I wasn’t sure what to expect when I decided to try these lemon rolls, but I had just binge watched The Great British Baking Show and was feeling gutsy.  Thankfully, they turned out great.  They are essentially a cinnamon roll with the cinnamon sugar filling replaced with lemon curd.  I added a little bit of lemon juice to the cream cheese icing to put on top for some extra zing.

I have used stovetop and pressure cooker lemon curds to make these rolls.  I am including the stovetop lemon filling recipe, but feel free to use whatever lemon curd recipe is your favorite to make these.

Here, you can see the baked rolls pre-icing.  Check out all of that lemony goodness!

The icing really rounds them out.  It provides just enough richness to offset the sweet-tart taste of the lemon filling.

You can also “cold rise” these rolls overnight by preparing and rolling the dough the night before, then placing the pan with the filled rolls in the pan in the refrigerator overnight.  In the morning, bake in a non-preheated oven at 350 degrees and add a few minutes to the baking time.

You don’t need a bread machine to make these rolls, but it makes life a lot easier.  This article shows how to convert bread machine recipes into hand-kneaded recipes.

Lemon Rolls

Adapted from this recipe

Ingredients

For the dough

  • 1 cup warm milk
  • 2 eggs, room temperature
  • 1/3 cup butter, melted
  • 1 tsp salt
  • 1/2 cup granulated sugar
  • 4 1/2 cups bread flour
  • 2 1/2 tsp bread machine yeast or instant yeast

For the filling (you can replace this with about 1 1/2 cups of your favorite store-bought or homemade lemon curd)

  • 1/2 cup fresh squeezed lemon juice
  • 1/2 cup sugar
  • 3 eggs
  • 1 tbsp cornstarch
  • a pinch of salt
  • 1 tsp lemon zest (optional)
  • 1/4 cup (1/2 stick) butter

For the icing:

  • 4oz cream cheese, softened
  • 4tbsp (1/2 stick) butter, softened
  • 1 cup confectioner’s sugar
  • 1/2 tsp vanilla extract
  • 1 tbsp lemon juice

Directions

Place ingredients in the pan of the bread machine in the order recommended by the manufacturer, then use the Dough cycle to prepare the dough.

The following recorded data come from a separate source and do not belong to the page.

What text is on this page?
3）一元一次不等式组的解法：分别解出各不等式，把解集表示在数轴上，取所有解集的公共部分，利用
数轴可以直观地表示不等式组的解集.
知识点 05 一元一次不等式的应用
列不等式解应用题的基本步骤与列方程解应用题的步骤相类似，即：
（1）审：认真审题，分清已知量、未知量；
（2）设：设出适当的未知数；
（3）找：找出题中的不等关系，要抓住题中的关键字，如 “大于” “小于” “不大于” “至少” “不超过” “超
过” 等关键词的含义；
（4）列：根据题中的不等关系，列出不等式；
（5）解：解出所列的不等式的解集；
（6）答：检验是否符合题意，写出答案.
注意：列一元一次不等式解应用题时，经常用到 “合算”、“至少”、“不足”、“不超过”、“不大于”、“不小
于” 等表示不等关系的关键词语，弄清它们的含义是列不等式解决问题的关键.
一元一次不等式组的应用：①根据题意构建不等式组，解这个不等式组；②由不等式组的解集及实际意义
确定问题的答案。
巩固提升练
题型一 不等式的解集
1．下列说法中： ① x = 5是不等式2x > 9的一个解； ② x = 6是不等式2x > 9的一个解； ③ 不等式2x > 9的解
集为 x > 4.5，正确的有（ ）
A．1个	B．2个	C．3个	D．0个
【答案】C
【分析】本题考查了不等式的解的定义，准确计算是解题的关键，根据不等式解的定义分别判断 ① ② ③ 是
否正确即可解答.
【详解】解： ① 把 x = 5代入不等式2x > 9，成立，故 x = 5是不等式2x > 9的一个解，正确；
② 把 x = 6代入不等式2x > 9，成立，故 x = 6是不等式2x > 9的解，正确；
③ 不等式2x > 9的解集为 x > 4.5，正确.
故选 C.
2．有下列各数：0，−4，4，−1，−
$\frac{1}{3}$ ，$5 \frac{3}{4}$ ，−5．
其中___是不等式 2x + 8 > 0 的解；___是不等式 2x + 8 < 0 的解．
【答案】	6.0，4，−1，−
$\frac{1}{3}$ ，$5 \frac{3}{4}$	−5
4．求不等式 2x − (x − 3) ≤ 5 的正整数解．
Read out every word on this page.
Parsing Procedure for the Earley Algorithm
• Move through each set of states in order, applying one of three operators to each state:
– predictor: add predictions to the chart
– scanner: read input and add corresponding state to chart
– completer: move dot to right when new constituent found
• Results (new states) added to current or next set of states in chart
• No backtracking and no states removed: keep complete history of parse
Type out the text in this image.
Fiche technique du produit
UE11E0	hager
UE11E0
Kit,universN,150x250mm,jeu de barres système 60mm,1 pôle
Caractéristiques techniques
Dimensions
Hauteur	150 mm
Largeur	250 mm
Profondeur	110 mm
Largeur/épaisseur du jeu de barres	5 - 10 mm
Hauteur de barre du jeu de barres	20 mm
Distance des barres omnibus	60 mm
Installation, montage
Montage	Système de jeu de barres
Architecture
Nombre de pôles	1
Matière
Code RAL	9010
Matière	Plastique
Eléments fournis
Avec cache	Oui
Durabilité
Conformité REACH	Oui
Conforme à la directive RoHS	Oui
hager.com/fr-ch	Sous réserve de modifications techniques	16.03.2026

When the dough cycle is complete, turn it out onto a lightly floured surface.  Roll into a 16″ x 21″ rectangle

Spread the lemon curd evenly over the surface of the dough, then gently roll into a log.  Cut the log into 12 even pieces and place in a grease 13″ x 9″ baking pan.  Cover and let rise in a warm place until doubled in size (about 45 minutes).  Meanwhile, preheat oven to 350 degrees F.

Bake the risen rolls for 30 minutes or until golden brown.  Remove from oven and top with icing while still hot.

To make the icing:

Cream together the butter and cream cheese until smooth.  Add the confectioner’s sugar and beat until combined.  Add the vanilla and lemon juice.

Note: If your icing is too thick, you can thin it out with a bit of milk until you have the desired consistency.